The genes tell the cell to carry out various functions based on these interactions, which are also termed as switches. The configurations of these switches are responsible for maintaining human health and various anomalies in these switches can lead to the formation of diseases. These switches are activated when the body needs to produce RNAs and proteins and then the switches are turned off.

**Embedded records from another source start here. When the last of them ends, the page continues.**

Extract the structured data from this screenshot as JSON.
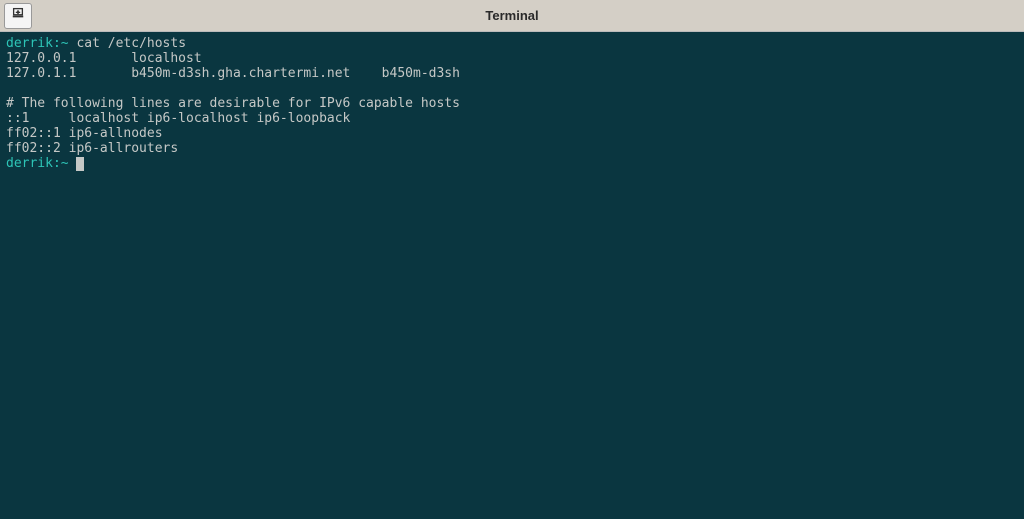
{
  "titlebar": {
    "title": "Terminal"
  },
  "terminal": {
    "prompt1_user": "derrik:",
    "prompt1_tilde": "~",
    "command1": " cat /etc/hosts",
    "output_lines": [
      "127.0.0.1       localhost",
      "127.0.1.1       b450m-d3sh.gha.chartermi.net    b450m-d3sh",
      "",
      "# The following lines are desirable for IPv6 capable hosts",
      "::1     localhost ip6-localhost ip6-loopback",
      "ff02::1 ip6-allnodes",
      "ff02::2 ip6-allrouters"
    ],
    "prompt2_user": "derrik:",
    "prompt2_tilde": "~",
    "command2": " "
  },
  "colors": {
    "terminal_bg": "#0a3640",
    "prompt": "#2dc4b6",
    "text": "#c5c8c6",
    "titlebar_bg": "#d4cfc6"
  }
}
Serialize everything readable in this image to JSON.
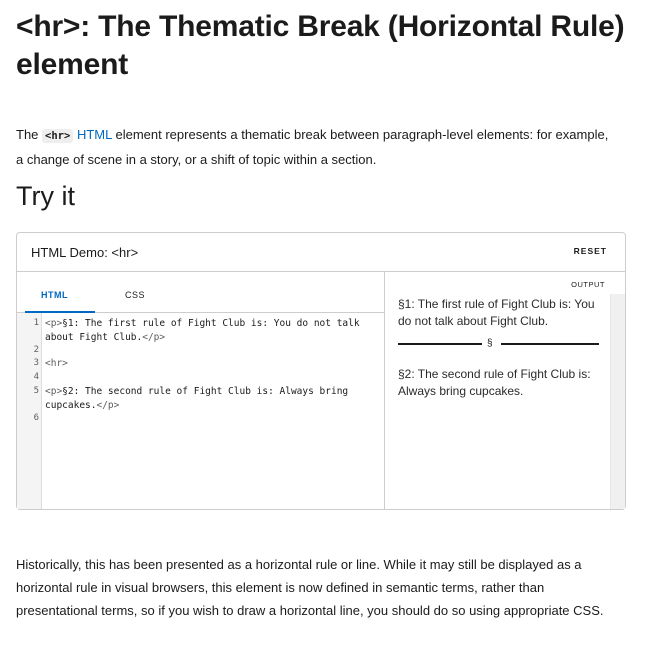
{
  "article": {
    "title": "<hr>: The Thematic Break (Horizontal Rule) element",
    "intro_prefix": "The",
    "intro_code": "<hr>",
    "intro_link": "HTML",
    "intro_rest": "element represents a thematic break between paragraph-level elements: for example, a change of scene in a story, or a shift of topic within a section.",
    "tryit_heading": "Try it",
    "outro": "Historically, this has been presented as a horizontal rule or line. While it may still be displayed as a horizontal rule in visual browsers, this element is now defined in semantic terms, rather than presentational terms, so if you wish to draw a horizontal line, you should do so using appropriate CSS."
  },
  "demo": {
    "title": "HTML Demo: <hr>",
    "reset_label": "RESET",
    "tabs": [
      {
        "label": "HTML",
        "active": true
      },
      {
        "label": "CSS",
        "active": false
      }
    ],
    "code_lines": [
      {
        "num": "1",
        "open": "<p>",
        "text": "§1: The first rule of Fight Club is: You do not talk about Fight Club.",
        "close": "</p>"
      },
      {
        "num": "2",
        "open": "",
        "text": "",
        "close": ""
      },
      {
        "num": "3",
        "open": "<hr>",
        "text": "",
        "close": ""
      },
      {
        "num": "4",
        "open": "",
        "text": "",
        "close": ""
      },
      {
        "num": "5",
        "open": "<p>",
        "text": "§2: The second rule of Fight Club is: Always bring cupcakes.",
        "close": "</p>"
      },
      {
        "num": "6",
        "open": "",
        "text": "",
        "close": ""
      }
    ],
    "output_label": "OUTPUT",
    "output_p1": "§1: The first rule of Fight Club is: You do not talk about Fight Club.",
    "output_hr_symbol": "§",
    "output_p2": "§2: The second rule of Fight Club is: Always bring cupcakes."
  },
  "colors": {
    "link": "#0069c2",
    "border": "#cdcdcd",
    "text": "#1b1b1b"
  }
}
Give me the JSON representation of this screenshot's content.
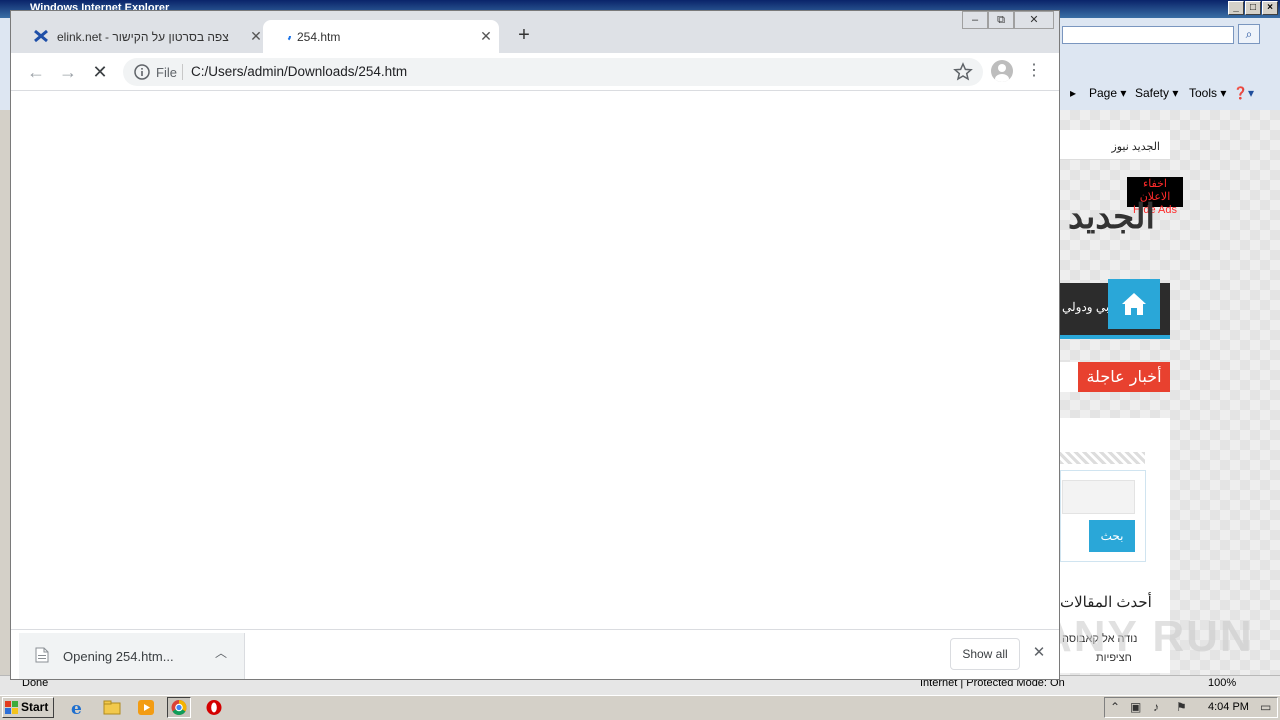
{
  "ie": {
    "title": "Windows Internet Explorer",
    "menu": [
      "Page",
      "Safety",
      "Tools"
    ],
    "status_done": "Done",
    "status_zone": "Internet | Protected Mode: On",
    "zoom": "100%"
  },
  "site": {
    "top_link": "الجديد نيوز",
    "hide_ads": [
      "اخفاء الاعلان",
      "Hide Ads"
    ],
    "logo": "الجديد",
    "nav_item": "عربي ودولي",
    "breaking": "أخبار عاجلة",
    "search_button": "بحث",
    "latest_heading": "أحدث المقالات",
    "article_line1": "נודה אל קאבוסה",
    "article_line2": "חציפיות",
    "watermark": "ANY RUN"
  },
  "chrome": {
    "tabs": [
      {
        "title": "צפה בסרטון על הקישור - elink.net"
      },
      {
        "title": "254.htm"
      }
    ],
    "new_tab": "+",
    "file_chip": "File",
    "url": "C:/Users/admin/Downloads/254.htm",
    "download": {
      "name": "Opening 254.htm...",
      "show_all": "Show all"
    }
  },
  "taskbar": {
    "start": "Start",
    "clock": "4:04 PM"
  }
}
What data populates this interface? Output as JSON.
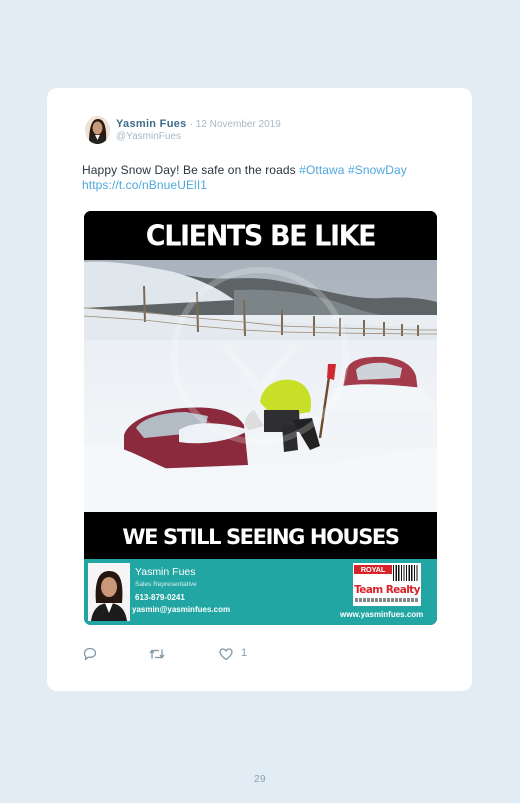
{
  "tweet": {
    "display_name": "Yasmin Fues",
    "date": "· 12 November 2019",
    "handle": "@YasminFues",
    "text_plain": "Happy Snow Day! Be safe on the roads ",
    "hashtag_1": "#Ottawa",
    "hashtag_2": "#SnowDay",
    "link": "https://t.co/nBnueUElI1",
    "reply_icon": "speech-bubble-icon",
    "retweet_icon": "retweet-icon",
    "like_icon": "heart-icon",
    "like_count": "1"
  },
  "media": {
    "top_caption": "CLIENTS BE LIKE",
    "bottom_caption": "WE STILL SEEING HOUSES TODAY?",
    "agent_name": "Yasmin Fues",
    "agent_title": "Sales Representative",
    "agent_phone": "613-879-0241",
    "agent_email": "yasmin@yasminfues.com",
    "brokerage_royal": "ROYAL LEPAGE",
    "brokerage_team": "Team Realty",
    "agent_website": "www.yasminfues.com"
  },
  "page": {
    "number": "29"
  },
  "colors": {
    "page_bg": "#e1ecf4",
    "card_bg": "#ffffff",
    "name": "#3d6d8a",
    "link": "#4fa7df",
    "banner": "#22a6a3",
    "brand_red": "#d8232a"
  }
}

The findings of this study got published in the journal Nature.

For a long time scientists have been baffled by the mechanism of how cells decide which genes they need to activate in order to carry out the requisite function. Every gene needs to be matched to the control sequence in cells. Scientists have been trying to study this mechanism for a long time however DNA strands are too thin to be visible under the microscope.

These are colonies of mouse embryonic stem cells, where cell nuclei are stained in blue. The DNA from the nuclei is sequenced to infer the relative positions of genes and their switches. Credit: C. Ferrai, MDC

In order to better understand the interactions between cells and genes scientists have developed a new technique of three-dimensional geography. This technique can effectively map the entire human genome in 3D. The technique is called Genome Architecture Mapping or GAM.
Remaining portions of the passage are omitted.